If men are those who accomplish the frankly brutal tasks that are necessary for a city or country to even exist, then men and masculinity are not dispensable. Rather, man’s inner drive prompting him to shape his world according to his will is a foundation of a flourishing society. Yet modern academics and modern politicians have promoted ideas and policies that do not encourage boys to grow into the sort of men who do great things for the sake of their people and land. Esolen tells of the work of lawyer and professor of law, Kimberlé Williams Crenshaw, who coined the term “intersectionality”–an analytical tool that considers how overlapping identities can advantage or disadvantage individuals. Crenshaw’s intersectionality is for Esolen “the academic fad of our time” that has led Crenshaw to pursue policies directly detrimental to the needs of boys, such as the Equality Act (40). The Equality Act ostensibly promotes the interests of women and homosexuals, but in reality “is a dagger aimed at the heart of the healthy masculine camaraderie that builds aqueducts and lays pipelines” (40).
Modern society in America has been a disaster for boys and their potential development into men who would work to better their world. The government incentivizes family breakdown and the resulting fatherlessness. Modern education and college credentials are pushed as a cure-all, when in fact they discourage young men from pursuing the sort of work in which they would really thrive. Related to this, the trades and blue-collar work are improperly funded and discouraged as somehow less worthwhile than office work. Esolen suggests that we have structured society in this way in part because we believe the world runs on magic.

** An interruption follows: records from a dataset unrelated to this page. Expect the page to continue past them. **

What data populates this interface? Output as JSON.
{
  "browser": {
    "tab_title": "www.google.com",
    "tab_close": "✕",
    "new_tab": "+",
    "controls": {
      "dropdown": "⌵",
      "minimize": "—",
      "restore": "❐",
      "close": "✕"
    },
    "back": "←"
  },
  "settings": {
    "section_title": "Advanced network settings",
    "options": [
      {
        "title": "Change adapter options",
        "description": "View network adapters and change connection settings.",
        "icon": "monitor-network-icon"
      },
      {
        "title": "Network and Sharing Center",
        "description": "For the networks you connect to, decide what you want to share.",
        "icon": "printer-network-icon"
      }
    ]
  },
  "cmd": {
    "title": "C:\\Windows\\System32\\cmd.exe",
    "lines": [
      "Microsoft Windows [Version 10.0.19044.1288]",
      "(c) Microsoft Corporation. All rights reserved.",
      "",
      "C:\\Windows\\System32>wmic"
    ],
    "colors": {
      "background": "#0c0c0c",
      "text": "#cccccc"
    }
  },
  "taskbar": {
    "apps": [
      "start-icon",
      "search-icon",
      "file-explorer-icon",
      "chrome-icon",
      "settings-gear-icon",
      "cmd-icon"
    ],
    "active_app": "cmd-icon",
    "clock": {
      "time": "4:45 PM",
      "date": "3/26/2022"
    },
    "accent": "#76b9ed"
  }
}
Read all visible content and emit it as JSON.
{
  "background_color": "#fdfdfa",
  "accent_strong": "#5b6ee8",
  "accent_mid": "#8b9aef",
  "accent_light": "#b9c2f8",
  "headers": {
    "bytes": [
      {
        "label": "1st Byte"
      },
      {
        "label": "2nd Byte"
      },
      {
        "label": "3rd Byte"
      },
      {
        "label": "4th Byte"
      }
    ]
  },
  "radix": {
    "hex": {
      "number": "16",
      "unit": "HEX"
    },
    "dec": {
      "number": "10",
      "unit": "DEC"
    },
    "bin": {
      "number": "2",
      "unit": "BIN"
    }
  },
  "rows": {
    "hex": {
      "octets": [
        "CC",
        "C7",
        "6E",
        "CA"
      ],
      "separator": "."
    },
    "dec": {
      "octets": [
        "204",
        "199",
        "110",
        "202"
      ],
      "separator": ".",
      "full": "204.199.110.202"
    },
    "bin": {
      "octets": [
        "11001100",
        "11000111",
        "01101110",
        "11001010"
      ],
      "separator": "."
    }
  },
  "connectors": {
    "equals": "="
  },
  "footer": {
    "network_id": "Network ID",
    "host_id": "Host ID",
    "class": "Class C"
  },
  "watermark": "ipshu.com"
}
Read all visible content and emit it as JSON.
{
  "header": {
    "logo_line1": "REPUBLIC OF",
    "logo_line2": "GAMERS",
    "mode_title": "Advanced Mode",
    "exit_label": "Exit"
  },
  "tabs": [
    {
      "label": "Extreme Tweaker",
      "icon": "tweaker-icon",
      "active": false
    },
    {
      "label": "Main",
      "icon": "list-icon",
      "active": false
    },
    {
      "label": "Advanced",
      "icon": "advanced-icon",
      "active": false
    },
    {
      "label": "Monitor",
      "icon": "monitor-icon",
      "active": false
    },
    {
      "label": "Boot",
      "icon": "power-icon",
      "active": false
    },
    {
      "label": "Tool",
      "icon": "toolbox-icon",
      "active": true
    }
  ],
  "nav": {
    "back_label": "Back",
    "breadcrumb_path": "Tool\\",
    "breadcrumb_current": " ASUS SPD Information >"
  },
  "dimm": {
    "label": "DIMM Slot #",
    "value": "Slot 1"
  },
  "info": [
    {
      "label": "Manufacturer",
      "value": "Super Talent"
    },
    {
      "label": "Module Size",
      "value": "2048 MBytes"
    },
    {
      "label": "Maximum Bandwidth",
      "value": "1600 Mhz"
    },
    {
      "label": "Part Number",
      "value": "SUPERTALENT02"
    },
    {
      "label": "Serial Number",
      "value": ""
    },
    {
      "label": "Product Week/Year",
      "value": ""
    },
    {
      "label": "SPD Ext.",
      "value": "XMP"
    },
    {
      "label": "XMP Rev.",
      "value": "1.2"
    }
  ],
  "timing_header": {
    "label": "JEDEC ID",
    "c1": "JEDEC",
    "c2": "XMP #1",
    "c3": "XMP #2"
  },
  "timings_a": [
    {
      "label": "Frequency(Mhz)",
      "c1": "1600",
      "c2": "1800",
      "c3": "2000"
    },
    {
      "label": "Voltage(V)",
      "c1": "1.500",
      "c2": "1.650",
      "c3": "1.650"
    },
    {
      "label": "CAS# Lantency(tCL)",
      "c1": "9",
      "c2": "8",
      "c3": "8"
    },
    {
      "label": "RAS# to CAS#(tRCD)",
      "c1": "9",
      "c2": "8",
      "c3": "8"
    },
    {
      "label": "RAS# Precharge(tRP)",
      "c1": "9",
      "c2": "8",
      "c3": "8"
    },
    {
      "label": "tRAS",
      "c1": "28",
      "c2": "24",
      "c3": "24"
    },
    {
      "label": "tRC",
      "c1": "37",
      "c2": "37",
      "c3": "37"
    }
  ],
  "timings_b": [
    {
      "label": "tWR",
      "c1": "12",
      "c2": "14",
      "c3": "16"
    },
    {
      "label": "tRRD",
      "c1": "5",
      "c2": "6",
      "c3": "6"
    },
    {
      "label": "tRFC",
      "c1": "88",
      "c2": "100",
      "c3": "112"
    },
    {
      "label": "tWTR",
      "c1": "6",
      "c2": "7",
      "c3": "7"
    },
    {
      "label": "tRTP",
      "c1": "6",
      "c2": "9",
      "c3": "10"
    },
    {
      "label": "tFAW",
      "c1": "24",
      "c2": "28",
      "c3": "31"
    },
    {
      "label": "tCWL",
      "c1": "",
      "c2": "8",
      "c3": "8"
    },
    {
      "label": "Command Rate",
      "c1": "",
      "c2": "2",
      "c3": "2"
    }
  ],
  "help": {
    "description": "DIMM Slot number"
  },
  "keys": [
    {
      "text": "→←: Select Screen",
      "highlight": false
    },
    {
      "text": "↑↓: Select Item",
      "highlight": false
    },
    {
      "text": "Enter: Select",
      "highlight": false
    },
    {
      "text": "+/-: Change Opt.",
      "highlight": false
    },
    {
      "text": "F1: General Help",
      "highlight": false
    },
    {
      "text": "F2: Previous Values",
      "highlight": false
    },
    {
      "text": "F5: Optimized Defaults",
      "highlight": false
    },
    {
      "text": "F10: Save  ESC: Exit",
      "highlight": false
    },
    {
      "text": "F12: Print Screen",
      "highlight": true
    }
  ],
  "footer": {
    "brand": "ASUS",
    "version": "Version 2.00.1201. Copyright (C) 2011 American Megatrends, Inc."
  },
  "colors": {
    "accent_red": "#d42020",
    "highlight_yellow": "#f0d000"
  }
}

We no longer understand how things work or how things are built: like magic, special words or keystrokes are all that is necessary. Maintaining aqueducts, for example, is now done entirely through computers. What will happen when computers glitch or break? Men with know-how will have to work to repair and rebuild. Yet our society no longer produces such men. The focused, knowledgeable action of men built civilization: we have forgotten that fact to our detriment.
Men’s drive to shape the world is not merely physical. Citing psychologist Ellen Winner, Esolen explains how some men have a “‘rage to master,’ a consuming and obsessive interest in what fascinates them, often to the exclusion of more ordinary pursuits” (54).